Wheat: Rust Resistance and Pollen Biology

Abstract

This study focuses on saving multi-million-dollar losses caused by rust diseases of wheat. Genetic diversity assessment in a panel of landraces through phenotypic assays and genotyping with markers linked with known adult plant stem rust resistance genes revealed the presence of Sr55 and Sr58 individually and in combination. Sr2 and Sr57 were present in two and five landraces, respectively. Genotypes carrying putatively new sources for adult plant stem rust resistance were identified. Two consistent QTL; QSr.sun-5BL and QSr.sun- 7BL were identified from a pre-Green Revolution winter wheat landrace Aus27959. Based on physical position of QSr.sun-5BL in Chinese Spring (NRG v1.0), this QTL was shown to be different from the chromosome 5B located stem rust resistance gene Sr56. Hence, this QTL represents a new source for stem rust resistance. The uniqueness of QSr.sun-7BL remains to be determined. Genetic analysis of stripe rust resistance at the 4th leaf stage in Australian wheat cultivar Axe indicated the involvement of a single locus. The underlying locus was mapped on chromosome 7A and named as Yr75. Fine mapping of the Yr75-carrying genomic region identified close linkage of kompetitive allele specific PCR (KASP) markers sunKASP_427 (0.4 cM) and sunKASP_430 (0.3 cM).
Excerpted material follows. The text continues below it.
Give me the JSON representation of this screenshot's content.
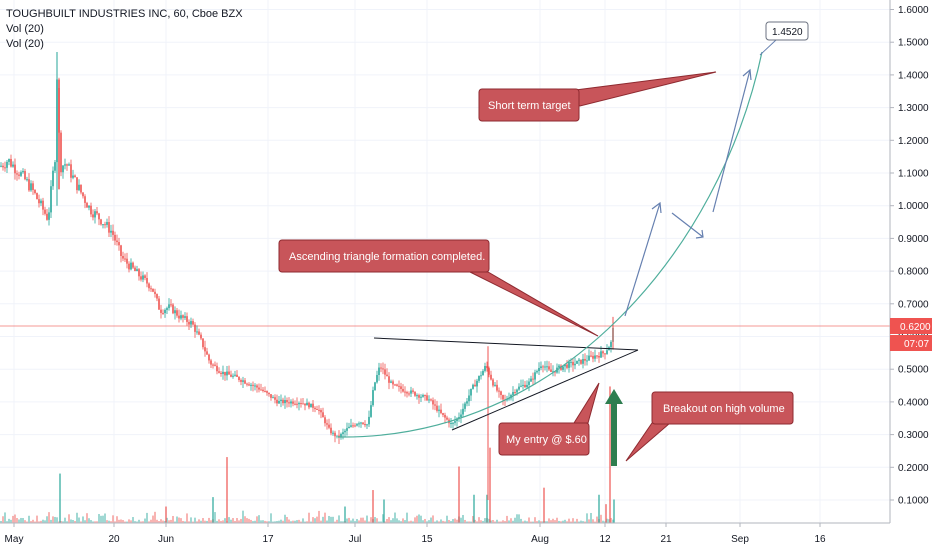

These flanking markers are 1.24 Mb (physical disctance; IWGSC RefSeq v1.0 genome assembly) apart. Scanning electron microscopic (SEM) observations showed significant variation in pollen size. In vitro pollen germination medium was standardized to achieve 70-80% germination in 30-40 minutes. Pollen viability study among a set of 12 wheat genotypes showed the viability of wheat pollen up to five hours under controlled conditions. These experiments demonstrated the conditions for initiating pollen mediated gene editing in wheat.